Le président ougandais Yoweri Museveni, dans sa résidence de campagne de Rwakitura, dans l'ouest de l'Ouganda, le 21 février 2016.
© REUTERS/James Akena

Depuis l’annonce des résultats de l’élection présidentielle le 20 février, donnant Yoweri Museveni vainqueur, de nombreuses voix se lèvent pour critiquer le scrutin. Des observateurs ont relevé des irrégularités, bulletins pré-cochés, problèmes de registres, non-acheminement du matériel électoral dans les temps… Mais cette semaine, les résultats ont été contestés officiellement. Le parti de Mbabazi a déposé un dossier en justice et le parti de Bezigye a demandé un audit indépendant.

Le Forum pour le changement démocratique (FDC) rejette les résultats de l’élection présidentielle à cause des nombreuses irrégularités constatées par le parti, affirme Mugisha Muntu. Le président du FDC a avancé, par exemple, que dans certains bureaux de vote le nombre de personnes ayant été aux urnes est supérieur aux nombres d’inscrits sur les registres. Il a donc appelé tous les citoyens à faire valoir leurs droits.
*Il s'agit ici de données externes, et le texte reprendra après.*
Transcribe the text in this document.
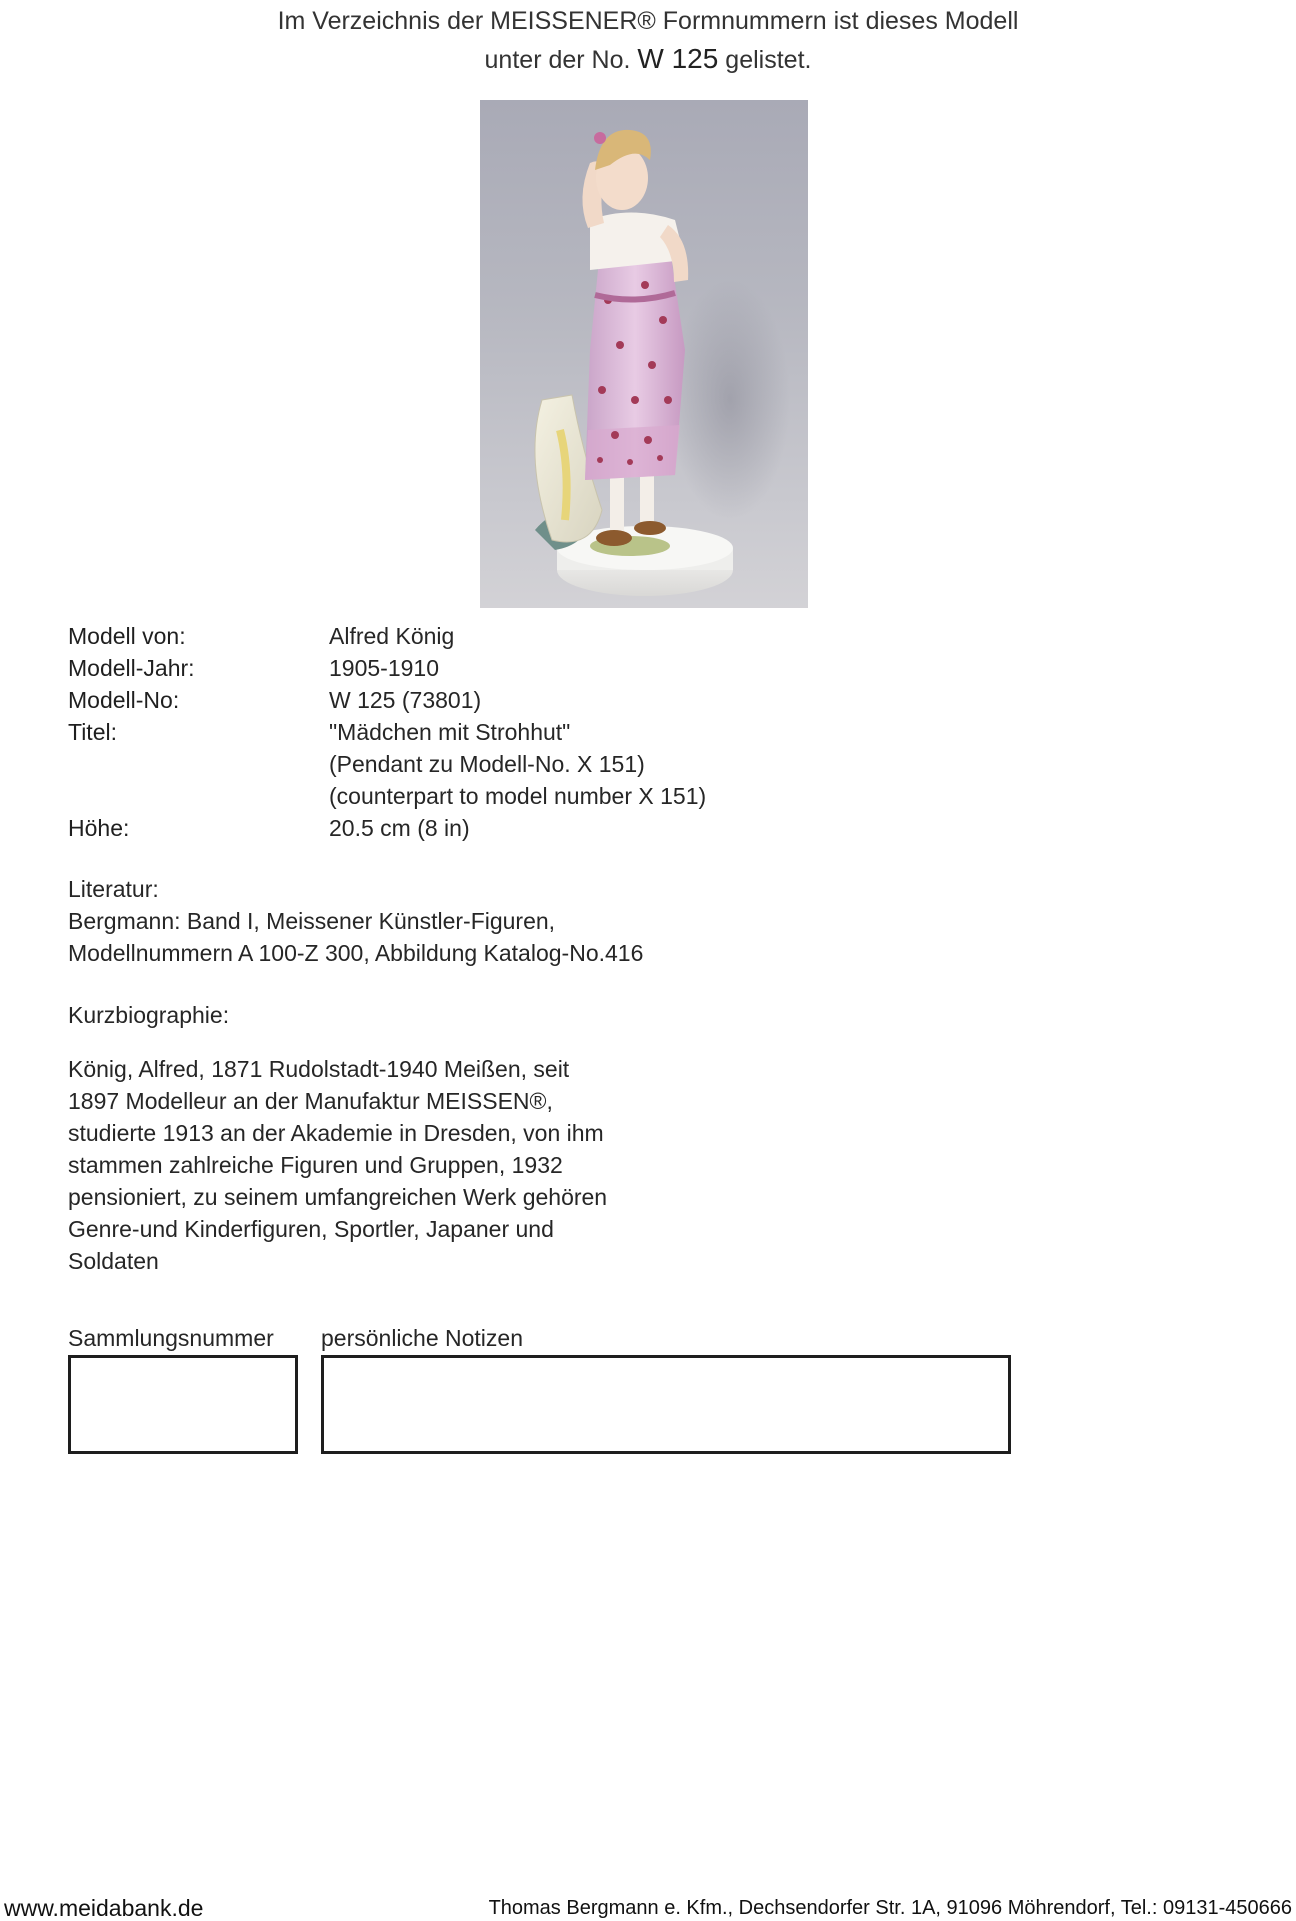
Im Verzeichnis der MEISSENER® Formnummern ist dieses Modell
unter der No. W 125 gelistet.
Modell von:	Alfred König
Modell-Jahr:	1905-1910
Modell-No:	W 125 (73801)
Titel:	"Mädchen mit Strohhut"
(Pendant zu Modell-No. X 151)
(counterpart to model number X 151)

Höhe:	20.5 cm (8 in)
Literatur:
Bergmann: Band I, Meissener Künstler-Figuren,
Modellnummern A 100-Z 300, Abbildung Katalog-No.416
Kurzbiographie:
König, Alfred, 1871 Rudolstadt-1940 Meißen, seit
1897 Modelleur an der Manufaktur MEISSEN®,
studierte 1913 an der Akademie in Dresden, von ihm
stammen zahlreiche Figuren und Gruppen, 1932
pensioniert, zu seinem umfangreichen Werk gehören
Genre-und Kinderfiguren, Sportler, Japaner und
Soldaten
Sammlungsnummer persönliche Notizen
www.meidabank.de	Thomas Bergmann e. Kfm., Dechsendorfer Str. 1A, 91096 Möhrendorf, Tel.: 09131-450666
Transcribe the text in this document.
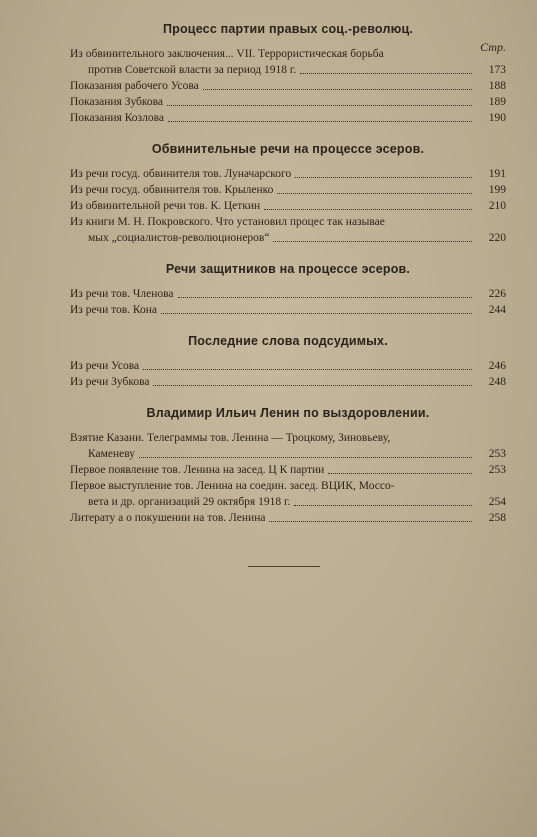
Стр.
Процесс партии правых соц.-революц.
Из обвинительного заключения... VII. Террористическая борьба
против Советской власти за период 1918 г.	173
Показания рабочего Усова	188
Показания Зубкова	189
Показания Козлова	190
Обвинительные речи на процессе эсеров.
Из речи госуд. обвинителя тов. Луначарского	191
Из речи госуд. обвинителя тов. Крыленко	199
Из обвинительной речи тов. К. Цеткин	210
Из книги М. Н. Покровского. Что установил процес так называе
мых „социалистов-революционеров“	220
Речи защитников на процессе эсеров.
Из речи тов. Членова	226
Из речи тов. Кона	244
Последние слова подсудимых.
Из речи Усова	246
Из речи Зубкова	248
Владимир Ильич Ленин по выздоровлении.
Взятие Казани. Телеграммы тов. Ленина — Троцкому, Зиновьеву,
Каменеву	253
Первое появление тов. Ленина на засед. Ц К партии	253
Первое выступление тов. Ленина на соедин. засед. ВЦИК, Моссо-
вета и др. организаций 29 октября 1918 г.	254
Литерату а о покушении на тов. Ленина	258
Et à condamner « les tentatives persistantes du régime pour criminaliser des actions pacifiques et civiques ». « Ce pays est en train de changer », a-t-il assuré.
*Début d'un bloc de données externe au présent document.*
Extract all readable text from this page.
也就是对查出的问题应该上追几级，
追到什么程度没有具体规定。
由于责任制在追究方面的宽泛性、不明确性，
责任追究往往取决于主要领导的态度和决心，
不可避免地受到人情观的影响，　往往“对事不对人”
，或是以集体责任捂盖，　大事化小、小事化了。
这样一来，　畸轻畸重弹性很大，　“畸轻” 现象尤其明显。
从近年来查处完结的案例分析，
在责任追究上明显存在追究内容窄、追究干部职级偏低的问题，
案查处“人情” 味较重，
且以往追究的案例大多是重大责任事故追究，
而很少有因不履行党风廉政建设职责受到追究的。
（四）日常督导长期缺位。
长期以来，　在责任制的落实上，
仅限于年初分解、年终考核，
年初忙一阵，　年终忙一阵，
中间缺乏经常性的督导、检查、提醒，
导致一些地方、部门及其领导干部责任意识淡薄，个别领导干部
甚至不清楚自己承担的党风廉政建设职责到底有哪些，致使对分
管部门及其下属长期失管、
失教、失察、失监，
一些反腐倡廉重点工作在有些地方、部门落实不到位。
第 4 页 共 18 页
Un appel à un audit indépendant donc, car le FDC a échoué à user du recours juridique possible devant la Cour suprême. Devant déposer le dossier lundi soir au plus tard, Mugisha Muntu assure qu’il a été impossible pour le parti de réunir l’ensemble des pièces et des preuves nécessaires. Kizza Besigye ayant été soit retenu par la police ou maintenu sous résidence surveillée.

Lundi soir, c’est donc celui qui est arrivé troisième à l’élection présidentielle qui a rejeté les résultats devant la Cour suprême. Les avocats de Amama Mbabazi, qui a réuni 1,5% des voix, ont déposé leur pétition devant la justice et ont laissé la porte ouverte à Kizze Besigye pour s’allier à eux dans cette démarche.

Selon le mouvement Go Forward, ce scrutin a eu lieu dans un contexte de corruption, de harcèlement et d’arrestations. La Cour a désormais 30 jours pour présenter ses conclusions.